Winkler Prins Encyclopedie

E. de Bruyne, G.B.J. Hiltermann en H.R. Hoetink (1947)

Gepubliceerd op 28-12-2022

GEMENE GRATIE

betekenis & definitie

een door A. Kuyper en zijn volgelingen veel gebezigde uitdrukking.

Zij verstaan er onder de stuiting der zonde met haar gevolgen, waardoor voor de gevallen wereld nog de weg tot een positieve ontwikkeling geopend wordt. Door voor de aanduiding van deze zaak niet de in de oudere Gereformeerde theologie gebruikelijke term algemene genade (gratia communis) te bezigen, wilde Kuyper zowel verwarring voorkomen met de particuliere genade, welke zaligmakend is en alleen aan de uitverkorenen ten eeuwigen leven geschonken wordt, als doen uitkomen, dat gelovigen en niet-gelovigen gemeenschappelijk in deze genade delen. God verdraagt immers in Zijn lankmoedigheid alle mensen, laat Zijn zon opgaan over bozen en goeden en doet aan heel de mensheid goed van de hemel (Matth. 5 : 45, Hand. 14 : 17); ook deed Hij in de mens nog kleine overblijfselen der oorspronkelijke scheppingsgaven en enig licht der natuur overblijven (Nederl. Geloofsbel. art. 14, Dordtsche Leerr.

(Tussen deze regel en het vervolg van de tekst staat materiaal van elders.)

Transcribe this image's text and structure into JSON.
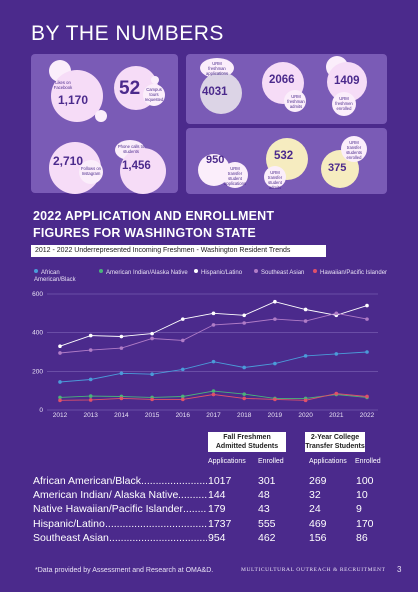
{
  "page_title": "BY THE NUMBERS",
  "stats": [
    {
      "id": "facebook-likes",
      "value": "1,170",
      "label": "Likes on Facebook"
    },
    {
      "id": "campus-tours",
      "value": "52",
      "label": "Campus tours requested"
    },
    {
      "id": "instagram-followers",
      "value": "2,710",
      "label": "Follows on Instagram"
    },
    {
      "id": "phone-calls",
      "value": "1,456",
      "label": "Phone calls to students"
    },
    {
      "id": "urm-freshmen-applications",
      "value": "4031",
      "label": "URM freshman applications"
    },
    {
      "id": "urm-freshmen-admits",
      "value": "2066",
      "label": "URM freshman admits"
    },
    {
      "id": "urm-freshmen-enrolled",
      "value": "1409",
      "label": "URM freshmen enrolled"
    },
    {
      "id": "urm-transfer-applications",
      "value": "950",
      "label": "URM transfer student applications"
    },
    {
      "id": "urm-transfer-admits",
      "value": "532",
      "label": "URM transfer student admits"
    },
    {
      "id": "urm-transfer-enrolled",
      "value": "375",
      "label": "URM transfer students enrolled"
    }
  ],
  "section_title_line1": "2022 APPLICATION AND ENROLLMENT",
  "section_title_line2": "FIGURES FOR WASHINGTON STATE",
  "chart_data": {
    "type": "line",
    "title": "2012 - 2022 Underrepresented Incoming Freshmen - Washington Resident Trends",
    "x": [
      2012,
      2013,
      2014,
      2015,
      2016,
      2017,
      2018,
      2019,
      2020,
      2021,
      2022
    ],
    "ylim": [
      0,
      600
    ],
    "yticks": [
      0,
      200,
      400,
      600
    ],
    "grid": true,
    "legend_position": "top",
    "series": [
      {
        "name": "African American/Black",
        "color": "#4b9bd9",
        "values": [
          145,
          158,
          190,
          185,
          210,
          250,
          220,
          240,
          280,
          290,
          300
        ]
      },
      {
        "name": "American Indian/Alaska Native",
        "color": "#49b37b",
        "values": [
          65,
          72,
          70,
          65,
          70,
          98,
          82,
          60,
          60,
          80,
          65
        ]
      },
      {
        "name": "Hispanic/Latino",
        "color": "#ffffff",
        "values": [
          330,
          385,
          380,
          395,
          470,
          500,
          490,
          560,
          520,
          490,
          540
        ]
      },
      {
        "name": "Southeast Asian",
        "color": "#b07cc7",
        "values": [
          295,
          310,
          320,
          370,
          360,
          440,
          450,
          470,
          460,
          500,
          470
        ]
      },
      {
        "name": "Hawaiian/Pacific Islander",
        "color": "#e0506a",
        "values": [
          50,
          52,
          60,
          55,
          55,
          80,
          60,
          55,
          50,
          85,
          70
        ]
      }
    ]
  },
  "table": {
    "freshmen_header": "Fall Freshmen Admitted Students",
    "transfer_header": "2-Year College Transfer Students",
    "col_applications": "Applications",
    "col_enrolled": "Enrolled",
    "rows": [
      {
        "label": "African American/Black",
        "fr_app": "1017",
        "fr_enr": "301",
        "tr_app": "269",
        "tr_enr": "100"
      },
      {
        "label": "American Indian/ Alaska Native",
        "fr_app": "144",
        "fr_enr": "48",
        "tr_app": "32",
        "tr_enr": "10"
      },
      {
        "label": "Native Hawaiian/Pacific Islander",
        "fr_app": "179",
        "fr_enr": "43",
        "tr_app": "24",
        "tr_enr": "9"
      },
      {
        "label": "Hispanic/Latino",
        "fr_app": "1737",
        "fr_enr": "555",
        "tr_app": "469",
        "tr_enr": "170"
      },
      {
        "label": "Southeast Asian",
        "fr_app": "954",
        "fr_enr": "462",
        "tr_app": "156",
        "tr_enr": "86"
      }
    ]
  },
  "footnote": "*Data provided by Assessment and Research at OMA&D.",
  "footer_right": "MULTICULTURAL OUTREACH & RECRUITMENT",
  "page_number": "3"
}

III/IV, 4).Het onder de geestelijke erfgenamen van Kuyper ontstane meningsverschil over de door hem als gemene gratie aangeduide zaak liep o.m. over de vraag naar haar verhouding tot Jezus Christus en het koninkrijk Gods. Sommigen legden hier een nauwer verband dan Kuyper gedaan had (S. G. de Graaf, H. Dooijeweerd); anderen meenden, dat hier van genade nauwelijks mocht worden gesproken en qualificeerden de zaak liever als continuering en uitwerking van gaven der schepping (S.

Greijdanus, K. Schilder). De Generale Synode der Gereformeerde Kerken van 1942 deed in verband met deze gerezen meningsverschillen slechts een refererende en geen veroordelende uitspraak, „omdat de ingebrachte bezwaren deels op misverstand berustten, deels zaken raakten, waarover het niet, althans nog niet, geraden is een kerkelijke uitspraak te doen”.

DR R. SCHIPPERS

Lit.: H. Bavinck, De algemene Genade (1894); H. Kuiper, Calvin on common grace (1928); A. Kuyper, De Gemeene Gratie, 3 dln (1902); S.

J. Popma, Hedendaagsche Vragen aang. de Alg. Genade (1939); S. J.

Ridderbos, De theolog. cultuurbeschouwing van A. Kuyper (1947); Idem, Rondom het gemene-gratie probleem (1949); A. A. v. RuIer, Kuyper’s idee eener Ghr. cultuur (1940); K.

Schilder, Wat is de hemel? (1935); Idem, Christus en cultuur (1948); C. van Til, Common Grace (1947); Toelichting op de uitspraken van de Gen. Syn. van de Geref. Kerken in Ned. inz. eenige punten der leer (1942).